One of my very favourite things to do is to read award-winning young adult fiction. I’m talking about books aimed at people aimed anywhere between the 11 and 17-year-old age range. Some favourites in recent years, besides the obvious His Dark Materials series from Philip Pullman, include The Knife Of Never Letting Go, The Hunger Games (I read all three books hungrily), and the Artemis Fowl series. Because people in this age range are known to not suffer fools gladly, and be less inclined towards the “it’ll get so much better once you’re six chapters in” rule, the standard in stories and writing can be pretty phenomenal. And I know where to find them. In my local mega bookshop on a shelf clearly marked out as being for this particular age range, this audience whose low boredom tolerance and high expectations deliver me the best. So which shelf holds their TV shows then?

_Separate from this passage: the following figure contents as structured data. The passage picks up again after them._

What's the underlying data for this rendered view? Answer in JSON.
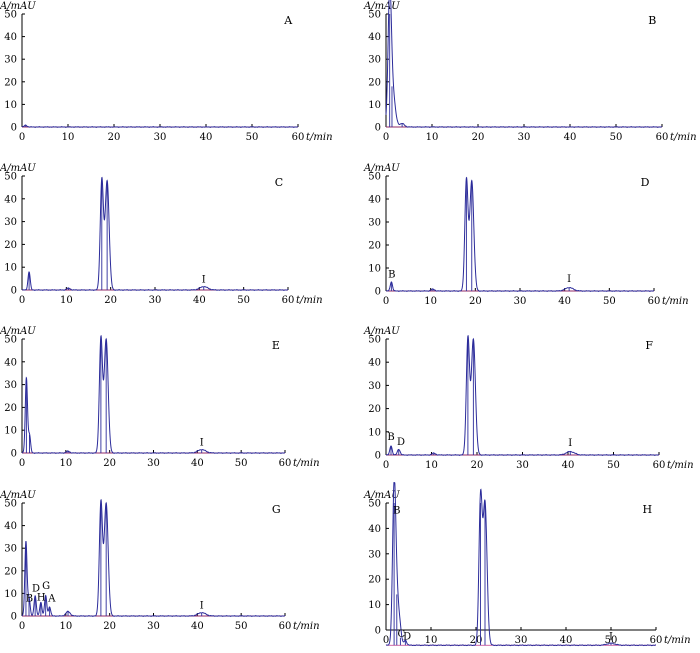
{
  "figure": {
    "y_axis_label": "A/mAU",
    "x_axis_label": "t/min",
    "colors": {
      "trace": "#2b2b9a",
      "baseline": "#c23a8a",
      "axis": "#000000"
    }
  },
  "chart_data": [
    {
      "type": "line",
      "panel": "A",
      "x_ticks": [
        "0",
        "10",
        "20",
        "30",
        "40",
        "50",
        "60"
      ],
      "y_ticks": [
        "0",
        "10",
        "20",
        "30",
        "40",
        "50"
      ],
      "xlim": [
        0,
        60
      ],
      "ylim": [
        0,
        50
      ],
      "baseline": 0,
      "peaks": [
        {
          "x": 0.8,
          "height": 0.8,
          "width": 0.3
        }
      ],
      "peak_labels": []
    },
    {
      "type": "line",
      "panel": "B",
      "x_ticks": [
        "0",
        "10",
        "20",
        "30",
        "40",
        "50",
        "60"
      ],
      "y_ticks": [
        "0",
        "10",
        "20",
        "30",
        "40",
        "50"
      ],
      "xlim": [
        0,
        60
      ],
      "ylim": [
        0,
        50
      ],
      "baseline": 0,
      "peaks": [
        {
          "x": 0.8,
          "height": 50,
          "width": 0.35
        },
        {
          "x": 1.3,
          "height": 18,
          "width": 0.6
        },
        {
          "x": 3.5,
          "height": 1.5,
          "width": 0.5
        }
      ],
      "peak_labels": []
    },
    {
      "type": "line",
      "panel": "C",
      "x_ticks": [
        "0",
        "10",
        "20",
        "30",
        "40",
        "50",
        "60"
      ],
      "y_ticks": [
        "0",
        "10",
        "20",
        "30",
        "40",
        "50"
      ],
      "xlim": [
        0,
        60
      ],
      "ylim": [
        0,
        50
      ],
      "baseline": 0,
      "peaks": [
        {
          "x": 1.6,
          "height": 8,
          "width": 0.25
        },
        {
          "x": 10.5,
          "height": 0.8,
          "width": 0.4
        },
        {
          "x": 18.0,
          "height": 48,
          "width": 0.35
        },
        {
          "x": 19.2,
          "height": 48,
          "width": 0.45
        },
        {
          "x": 41,
          "height": 1.5,
          "width": 0.9
        }
      ],
      "peak_labels": [
        {
          "text": "I",
          "x": 41,
          "y": 2.5
        }
      ]
    },
    {
      "type": "line",
      "panel": "D",
      "x_ticks": [
        "0",
        "10",
        "20",
        "30",
        "40",
        "50",
        "60"
      ],
      "y_ticks": [
        "0",
        "10",
        "20",
        "30",
        "40",
        "50"
      ],
      "xlim": [
        0,
        60
      ],
      "ylim": [
        0,
        50
      ],
      "baseline": 0,
      "peaks": [
        {
          "x": 1.2,
          "height": 4,
          "width": 0.25
        },
        {
          "x": 10.5,
          "height": 0.8,
          "width": 0.4
        },
        {
          "x": 18.0,
          "height": 48,
          "width": 0.35
        },
        {
          "x": 19.2,
          "height": 48,
          "width": 0.45
        },
        {
          "x": 41,
          "height": 1.5,
          "width": 0.9
        }
      ],
      "peak_labels": [
        {
          "text": "B",
          "x": 1.3,
          "y": 5
        },
        {
          "text": "I",
          "x": 41,
          "y": 3
        }
      ]
    },
    {
      "type": "line",
      "panel": "E",
      "x_ticks": [
        "0",
        "10",
        "20",
        "30",
        "40",
        "50",
        "60"
      ],
      "y_ticks": [
        "0",
        "10",
        "20",
        "30",
        "40",
        "50"
      ],
      "xlim": [
        0,
        60
      ],
      "ylim": [
        0,
        50
      ],
      "baseline": 0,
      "peaks": [
        {
          "x": 1.0,
          "height": 33,
          "width": 0.25
        },
        {
          "x": 1.7,
          "height": 8,
          "width": 0.25
        },
        {
          "x": 10.5,
          "height": 0.8,
          "width": 0.4
        },
        {
          "x": 18.0,
          "height": 50,
          "width": 0.35
        },
        {
          "x": 19.2,
          "height": 50,
          "width": 0.45
        },
        {
          "x": 41,
          "height": 1.5,
          "width": 0.9
        }
      ],
      "peak_labels": [
        {
          "text": "I",
          "x": 41,
          "y": 2.5
        }
      ]
    },
    {
      "type": "line",
      "panel": "F",
      "x_ticks": [
        "0",
        "10",
        "20",
        "30",
        "40",
        "50",
        "60"
      ],
      "y_ticks": [
        "0",
        "10",
        "20",
        "30",
        "40",
        "50"
      ],
      "xlim": [
        0,
        60
      ],
      "ylim": [
        0,
        50
      ],
      "baseline": 0,
      "peaks": [
        {
          "x": 1.1,
          "height": 4,
          "width": 0.25
        },
        {
          "x": 2.8,
          "height": 2.5,
          "width": 0.3
        },
        {
          "x": 10.5,
          "height": 0.8,
          "width": 0.4
        },
        {
          "x": 18.0,
          "height": 50,
          "width": 0.35
        },
        {
          "x": 19.2,
          "height": 50,
          "width": 0.45
        },
        {
          "x": 40.5,
          "height": 1.5,
          "width": 0.9
        }
      ],
      "peak_labels": [
        {
          "text": "B",
          "x": 1.1,
          "y": 5.5
        },
        {
          "text": "D",
          "x": 3.3,
          "y": 3.5
        },
        {
          "text": "I",
          "x": 40.5,
          "y": 3
        }
      ]
    },
    {
      "type": "line",
      "panel": "G",
      "x_ticks": [
        "0",
        "10",
        "20",
        "30",
        "40",
        "50",
        "60"
      ],
      "y_ticks": [
        "0",
        "10",
        "20",
        "30",
        "40",
        "50"
      ],
      "xlim": [
        0,
        60
      ],
      "ylim": [
        0,
        50
      ],
      "baseline": 0,
      "peaks": [
        {
          "x": 0.9,
          "height": 33,
          "width": 0.25
        },
        {
          "x": 1.6,
          "height": 8,
          "width": 0.25
        },
        {
          "x": 3.0,
          "height": 9,
          "width": 0.25
        },
        {
          "x": 4.3,
          "height": 6,
          "width": 0.25
        },
        {
          "x": 5.4,
          "height": 9,
          "width": 0.25
        },
        {
          "x": 6.3,
          "height": 4,
          "width": 0.25
        },
        {
          "x": 10.5,
          "height": 2,
          "width": 0.5
        },
        {
          "x": 18.0,
          "height": 50,
          "width": 0.35
        },
        {
          "x": 19.2,
          "height": 50,
          "width": 0.45
        },
        {
          "x": 41,
          "height": 1.5,
          "width": 0.9
        }
      ],
      "peak_labels": [
        {
          "text": "B",
          "x": 1.7,
          "y": 5.5
        },
        {
          "text": "D",
          "x": 3.2,
          "y": 10
        },
        {
          "text": "H",
          "x": 4.4,
          "y": 6
        },
        {
          "text": "G",
          "x": 5.5,
          "y": 11
        },
        {
          "text": "A",
          "x": 6.8,
          "y": 5.5
        },
        {
          "text": "I",
          "x": 41,
          "y": 2.5
        }
      ]
    },
    {
      "type": "line",
      "panel": "H",
      "x_ticks": [
        "0",
        "10",
        "20",
        "30",
        "40",
        "50",
        "60"
      ],
      "y_ticks": [
        "0",
        "10",
        "20",
        "30",
        "40",
        "50"
      ],
      "xlim": [
        0,
        60
      ],
      "ylim": [
        0,
        50
      ],
      "baseline": -6,
      "peaks": [
        {
          "x": 1.8,
          "height": 56,
          "width": 0.35
        },
        {
          "x": 2.4,
          "height": 20,
          "width": 0.5
        },
        {
          "x": 3.2,
          "height": 3,
          "width": 0.3
        },
        {
          "x": 4.3,
          "height": 2,
          "width": 0.3
        },
        {
          "x": 21.0,
          "height": 56,
          "width": 0.35
        },
        {
          "x": 22.0,
          "height": 56,
          "width": 0.45
        },
        {
          "x": 50,
          "height": 0.8,
          "width": 0.9
        }
      ],
      "peak_labels": [
        {
          "text": "B",
          "x": 2.4,
          "y": 45
        },
        {
          "text": "C",
          "x": 3.4,
          "y": -3.5
        },
        {
          "text": "D",
          "x": 4.7,
          "y": -4.5
        },
        {
          "text": "I",
          "x": 50,
          "y": -4.5
        }
      ]
    }
  ]
}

It used to be that around 6pm was a no man’s land between kids’ telly, news updates and those interesting fillers – like The Adventure Game and Monkey Magic. Now the closest we have to that is old repeats of The Simpsons and Big Bang Theory. With all of kids’ TV relegated to an entirely different channel, filled with bright colours, animations and laughter tracks, whatever happened to the Dramaramas, Press Gangs, Grange Hills and Byker Groves that tackled and questioned ideas on both a younger and a more adult way, without the need to sex it up a la Skins or Hollyoaks?

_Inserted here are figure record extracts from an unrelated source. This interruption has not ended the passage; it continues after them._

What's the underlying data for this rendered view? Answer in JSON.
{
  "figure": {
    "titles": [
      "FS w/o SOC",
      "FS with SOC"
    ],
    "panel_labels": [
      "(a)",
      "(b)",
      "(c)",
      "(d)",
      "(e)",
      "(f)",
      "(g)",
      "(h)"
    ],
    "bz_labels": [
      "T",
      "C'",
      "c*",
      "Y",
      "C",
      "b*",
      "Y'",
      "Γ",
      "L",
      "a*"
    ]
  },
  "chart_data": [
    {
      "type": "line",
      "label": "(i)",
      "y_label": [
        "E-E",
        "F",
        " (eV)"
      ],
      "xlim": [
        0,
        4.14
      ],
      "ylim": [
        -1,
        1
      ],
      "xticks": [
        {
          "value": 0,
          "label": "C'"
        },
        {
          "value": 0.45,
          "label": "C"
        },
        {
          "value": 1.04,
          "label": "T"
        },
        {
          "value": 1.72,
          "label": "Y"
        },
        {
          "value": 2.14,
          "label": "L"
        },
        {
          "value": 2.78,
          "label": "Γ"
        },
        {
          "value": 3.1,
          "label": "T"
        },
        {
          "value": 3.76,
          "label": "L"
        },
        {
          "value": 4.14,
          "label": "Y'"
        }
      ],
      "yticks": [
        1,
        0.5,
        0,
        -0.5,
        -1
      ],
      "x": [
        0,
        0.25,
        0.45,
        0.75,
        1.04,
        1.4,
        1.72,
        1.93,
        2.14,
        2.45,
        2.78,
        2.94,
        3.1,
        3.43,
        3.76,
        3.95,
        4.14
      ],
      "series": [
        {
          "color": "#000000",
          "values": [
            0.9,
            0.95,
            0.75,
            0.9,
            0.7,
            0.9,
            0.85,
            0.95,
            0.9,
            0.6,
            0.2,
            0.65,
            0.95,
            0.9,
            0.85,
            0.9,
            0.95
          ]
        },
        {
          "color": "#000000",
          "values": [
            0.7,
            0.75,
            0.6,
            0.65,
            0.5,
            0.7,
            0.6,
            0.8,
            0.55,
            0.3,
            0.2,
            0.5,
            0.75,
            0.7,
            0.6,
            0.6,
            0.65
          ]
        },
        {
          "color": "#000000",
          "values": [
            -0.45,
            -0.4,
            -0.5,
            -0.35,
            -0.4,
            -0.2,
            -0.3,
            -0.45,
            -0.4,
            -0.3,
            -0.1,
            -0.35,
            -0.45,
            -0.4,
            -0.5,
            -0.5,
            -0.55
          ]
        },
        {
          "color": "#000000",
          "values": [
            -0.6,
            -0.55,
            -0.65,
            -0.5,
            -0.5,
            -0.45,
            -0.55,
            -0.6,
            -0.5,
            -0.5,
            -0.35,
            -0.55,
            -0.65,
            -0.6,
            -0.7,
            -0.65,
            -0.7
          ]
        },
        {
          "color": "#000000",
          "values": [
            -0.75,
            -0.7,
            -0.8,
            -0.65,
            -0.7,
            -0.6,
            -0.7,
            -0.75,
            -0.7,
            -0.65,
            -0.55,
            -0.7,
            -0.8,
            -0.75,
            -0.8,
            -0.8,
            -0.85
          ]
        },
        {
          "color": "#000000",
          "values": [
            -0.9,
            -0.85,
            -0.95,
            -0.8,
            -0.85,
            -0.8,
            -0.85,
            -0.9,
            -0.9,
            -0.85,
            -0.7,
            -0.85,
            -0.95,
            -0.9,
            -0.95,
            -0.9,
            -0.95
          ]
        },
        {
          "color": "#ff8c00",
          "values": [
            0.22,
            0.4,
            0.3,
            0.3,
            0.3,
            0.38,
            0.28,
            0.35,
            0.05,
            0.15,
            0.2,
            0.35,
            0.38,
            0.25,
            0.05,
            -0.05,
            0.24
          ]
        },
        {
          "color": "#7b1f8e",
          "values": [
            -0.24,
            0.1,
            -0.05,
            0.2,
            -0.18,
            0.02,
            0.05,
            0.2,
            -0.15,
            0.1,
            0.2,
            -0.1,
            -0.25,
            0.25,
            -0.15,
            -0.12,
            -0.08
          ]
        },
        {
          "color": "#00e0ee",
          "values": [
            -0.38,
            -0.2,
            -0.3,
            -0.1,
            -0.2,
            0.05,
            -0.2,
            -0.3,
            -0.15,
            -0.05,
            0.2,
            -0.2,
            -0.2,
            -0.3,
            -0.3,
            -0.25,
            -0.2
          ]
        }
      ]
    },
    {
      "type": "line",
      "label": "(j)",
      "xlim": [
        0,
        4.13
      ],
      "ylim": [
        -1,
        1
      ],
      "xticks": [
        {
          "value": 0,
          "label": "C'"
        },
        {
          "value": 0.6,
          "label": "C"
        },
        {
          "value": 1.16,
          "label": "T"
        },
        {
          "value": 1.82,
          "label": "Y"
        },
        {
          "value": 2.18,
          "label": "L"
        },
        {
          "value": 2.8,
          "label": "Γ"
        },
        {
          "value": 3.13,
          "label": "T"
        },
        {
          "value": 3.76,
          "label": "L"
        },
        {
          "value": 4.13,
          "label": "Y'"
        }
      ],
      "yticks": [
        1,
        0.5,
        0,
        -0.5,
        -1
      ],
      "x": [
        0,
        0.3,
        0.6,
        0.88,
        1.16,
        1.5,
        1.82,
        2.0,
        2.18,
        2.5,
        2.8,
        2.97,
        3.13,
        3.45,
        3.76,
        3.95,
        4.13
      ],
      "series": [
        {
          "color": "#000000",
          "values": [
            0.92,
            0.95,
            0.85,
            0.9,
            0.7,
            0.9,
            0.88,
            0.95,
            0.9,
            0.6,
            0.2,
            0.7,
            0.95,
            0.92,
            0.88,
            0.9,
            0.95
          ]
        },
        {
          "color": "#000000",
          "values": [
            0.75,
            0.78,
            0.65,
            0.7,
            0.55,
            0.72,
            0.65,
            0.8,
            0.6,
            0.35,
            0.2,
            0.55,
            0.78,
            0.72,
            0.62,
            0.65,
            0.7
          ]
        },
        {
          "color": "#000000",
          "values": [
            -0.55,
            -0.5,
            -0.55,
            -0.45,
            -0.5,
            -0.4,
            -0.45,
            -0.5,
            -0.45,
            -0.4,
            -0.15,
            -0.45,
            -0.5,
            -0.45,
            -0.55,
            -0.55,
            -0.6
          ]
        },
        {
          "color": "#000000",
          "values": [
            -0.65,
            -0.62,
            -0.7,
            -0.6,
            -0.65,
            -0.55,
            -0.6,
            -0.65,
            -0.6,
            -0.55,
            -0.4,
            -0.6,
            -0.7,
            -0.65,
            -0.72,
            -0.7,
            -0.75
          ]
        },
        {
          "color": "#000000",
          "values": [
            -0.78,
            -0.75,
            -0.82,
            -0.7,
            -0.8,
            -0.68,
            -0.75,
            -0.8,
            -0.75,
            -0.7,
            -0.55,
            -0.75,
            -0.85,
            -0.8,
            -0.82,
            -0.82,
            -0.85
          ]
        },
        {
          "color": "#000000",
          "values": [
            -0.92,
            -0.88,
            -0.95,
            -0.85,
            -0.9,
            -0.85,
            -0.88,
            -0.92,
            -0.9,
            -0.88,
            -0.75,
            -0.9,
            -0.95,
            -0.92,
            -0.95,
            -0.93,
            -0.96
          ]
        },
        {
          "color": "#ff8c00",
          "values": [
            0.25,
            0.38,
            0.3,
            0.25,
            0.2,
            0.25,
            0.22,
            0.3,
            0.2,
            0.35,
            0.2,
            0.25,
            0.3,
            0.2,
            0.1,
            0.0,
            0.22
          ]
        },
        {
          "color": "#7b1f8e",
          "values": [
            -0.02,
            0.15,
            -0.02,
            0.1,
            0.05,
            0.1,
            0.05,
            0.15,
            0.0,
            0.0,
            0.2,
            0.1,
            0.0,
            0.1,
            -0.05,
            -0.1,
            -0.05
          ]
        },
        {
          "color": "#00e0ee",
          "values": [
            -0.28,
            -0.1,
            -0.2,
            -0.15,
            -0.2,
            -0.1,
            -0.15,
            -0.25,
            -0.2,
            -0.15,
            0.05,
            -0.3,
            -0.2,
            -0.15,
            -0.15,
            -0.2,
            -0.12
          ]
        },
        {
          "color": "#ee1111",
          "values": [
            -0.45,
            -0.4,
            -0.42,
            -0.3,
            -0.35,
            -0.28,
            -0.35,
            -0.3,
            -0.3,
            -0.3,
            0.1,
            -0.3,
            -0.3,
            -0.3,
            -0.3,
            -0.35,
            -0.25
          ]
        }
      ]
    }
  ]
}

“Perhaps it’s time for Janet Street-Porter to step up again…”

‘Teen’ telly, as far as I can make out as I search for the televisual equivalent of my favourite gripping literature, seems to amount to BBC3’s gum-smacking ‘yoof’, wise-cracking about STDs and getting mullered, with a few cartoons and sitcoms thrown in for good measure. I know I’ve highlighted some quality programmes in the past – Don’t Call Me Crazy immediately springing to mind – but one well-thought out programme does not a genre uphold. Perhaps it’s time for Janet Street-Porter to step up again, as she did in the 80s, to actually fill this void. To be honest, perhaps it’s time for someone else to step up 30 years later.

It’s not as if there’s not a proven audience for these kind of programmes I’m demanding either. Many of the ‘young adult’ books that do well are then found by Hollywood and delivered to the cinemas. Percy Jackson is having a second visit to the multiplexes straight from the page, and even though the Alex Rider series of action adventure stories stalled at Stormrider, the books are still tremendously popular.

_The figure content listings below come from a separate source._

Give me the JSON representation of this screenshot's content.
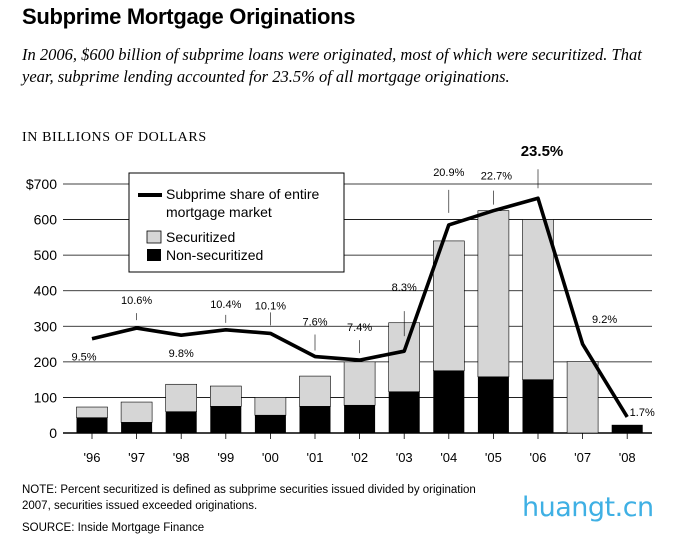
{
  "header": {
    "title": "Subprime Mortgage Originations",
    "subtitle": "In 2006, $600 billion of subprime loans were originated, most of which were securitized. That year, subprime lending accounted for 23.5% of all mortgage originations.",
    "unit_label": "IN BILLIONS OF DOLLARS"
  },
  "footer": {
    "note_line1": "NOTE: Percent securitized is defined as subprime securities issued divided by origination",
    "note_line2": "2007, securities issued exceeded originations.",
    "source": "SOURCE: Inside Mortgage Finance"
  },
  "watermark": "huangt.cn",
  "colors": {
    "securitized": "#d6d6d6",
    "non_securitized": "#000000",
    "line": "#000000",
    "gridline": "#000000",
    "watermark": "#1ea3e0"
  },
  "chart_data": {
    "type": "bar",
    "stacked": true,
    "categories": [
      "'96",
      "'97",
      "'98",
      "'99",
      "'00",
      "'01",
      "'02",
      "'03",
      "'04",
      "'05",
      "'06",
      "'07",
      "'08"
    ],
    "y_tick_labels": [
      "0",
      "100",
      "200",
      "300",
      "400",
      "500",
      "600",
      "$700"
    ],
    "ylim": [
      0,
      700
    ],
    "grid": true,
    "legend": {
      "position": "top-left",
      "line_label_1": "Subprime share of entire",
      "line_label_2": "mortgage market",
      "securitized_label": "Securitized",
      "non_securitized_label": "Non-securitized"
    },
    "series": [
      {
        "name": "Non-securitized",
        "values": [
          43,
          30,
          60,
          75,
          50,
          75,
          78,
          116,
          175,
          158,
          150,
          0,
          23
        ]
      },
      {
        "name": "Securitized",
        "values": [
          30,
          57,
          77,
          57,
          50,
          85,
          122,
          194,
          365,
          467,
          450,
          201,
          0
        ]
      }
    ],
    "share_line": {
      "name": "Subprime share of entire mortgage market",
      "values": [
        265,
        295,
        275,
        290,
        280,
        215,
        205,
        230,
        585,
        625,
        660,
        250,
        45
      ],
      "labels": [
        "9.5%",
        "10.6%",
        "9.8%",
        "10.4%",
        "10.1%",
        "7.6%",
        "7.4%",
        "8.3%",
        "20.9%",
        "22.7%",
        "23.5%",
        "9.2%",
        "1.7%"
      ]
    }
  }
}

It doesn’t have to cost the Earth and rope in a multi-million dollar budget to bring such tales to life. Five seasons of The Tribe on Channel Five imported from New Zealand showed us that. And that a good series made on a budget could earn its investment back and then some – if we’ve learned nothing from BBC Worldwide we’ve learned that.

So why can’t I find the serious, funny, well put together, giving new writers a chance, giving new filmmakers a chance series I used to love? They’ll put it down to austerity, the rise in popularity of disposable television such as Big Brother and Kardashian fodder, and an early onset adulthood making targeted programmes redundant. Yeah. And that’s why the books sell so well.